Wu Xia, directed by Peter Chan and starring Donnie Yen, Takeshi Kaneshiro and Jimmy Wang Yu, was worth the wait, and a welcome change from some of the mediocre wuxia films I’ve been seeing.
Dear Takeshi Kaneshiro,
I feels like forever since I’ve seen you. Like I could ever forget your face:
Don’t you remember how we met? I know you may want to forget Returner, but you should fondly remember that crazy film. I saw our potential even as you worked your way through the alien time travel. Don’t remember the subsequent good times?
Red Cliff? This warrants a brief pause, because you KNOW my love of Zhuge Liang.
I even watched you in Fallen Angels and you KNOW how I feel about Wong Kar Wai. So where have you been?
While one might assume you have been up to no good, you clearly have been doing good stuff, starring in Peter Chan’s Wu Xia. Ok, let’s say it together: WU XIA! Just the name makes me giddy. And just when I think it can’t get any better, IT HAS DONNIE YEN ALSO! And just when I think my mind can’t take anymore. THEY TAKE IT OLD SCHOOL WITH JIMMY WANG!! Really?! YES, REALLY!
Don’t believe me? Look here! (I know since you are in the film you already know. I’m just telling the people).
How could I have ever doubted you? Ok, I will wait patiently for your return. The end of 2011 seems so far away. 😦
And it better be good. Just sayin’.
Ok, I’ve put it off long enough. Some may be aware of my luv for Red Cliff, and now that I’ve seen the second half, I feel I can speak on it. First, I have to re-declare my fandom for John Woo. Let’s face it, he had us worried with those Hollywood “projects” (Face/Off, Mission Impossible 2). Don’t get me wrong, I liked both of them, but they were no A Better Tomorrow, The Killer or (sigh), Bullet in the Head. David Bordwell has a chapter on Woo in his book Planet Hong Kong called “Enough to Make Strong Men Weep,” and that’s what Woo did to perfection! We know Woo is excellent with the betrayal in the brotherhood theme, but I was not convinced that he handle the sweeping epic. So you can imagine my trepidation: would Red Cliff mark a triumphant return of Woo to Hong Kong film, or just make me cry?

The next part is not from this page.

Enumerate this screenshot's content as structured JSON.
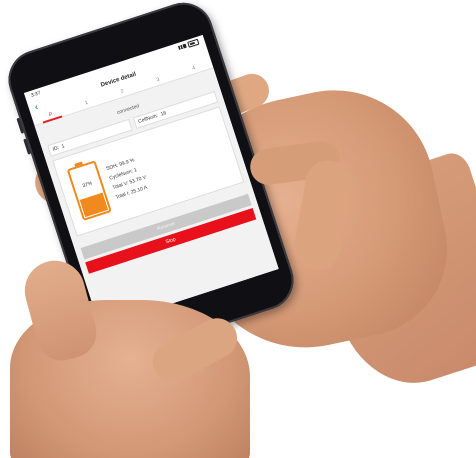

Happy to say, I welcome John Woo back with open arms!!! I taught a class on Asian film, and had them read Three Kingdoms (I’m talking the unabridged, 2200 page version my kids don’t skimp!), and ended the class with Red Cliff 1. I waited to watch it with them, and I did literally jump up and down at the end. (If they want to see Red Cliff 2, they have to take the class next year!) I liked seeing the three brothers (although I still think Liu Bei is still the punkiest of the three; Chang Fei is out of control, my money is always on Gwan Yu), but I really liked seeing Zhuge Liang, played by Takeshi Kaneshiro. In the book, yeah, the soldiers are out with the swords, but nothing beats a good advisor by your side, and I like smart, so I was down for Zhuge, especially since he seemed to bring just a little bit of very understated sass to his. And I am very glad that Woo gave more substance to Lady Sun other that inevitable love interest of Liu Bei.
A lot of people are saying that they liked the second one better than the first (apparently, so are the box office profits in China), but I’m going to stand up for the first one. Why? Yeah, we expect to see some spectacular battle scenes and smack talking among generals, but what I liked about the first installment is that you got a sense of these men: Sun Quan, who is so obviously still suffering from “not good enough” syndrome, Zhou Yu and his benevolent and honorable approach to war (doesn’t hurt that Tony Leung plays him, so easy on the eyes), Cao Cao and his shear domination and bad-assness.
So yes, I liked this film, right down to the lovely soundtrack.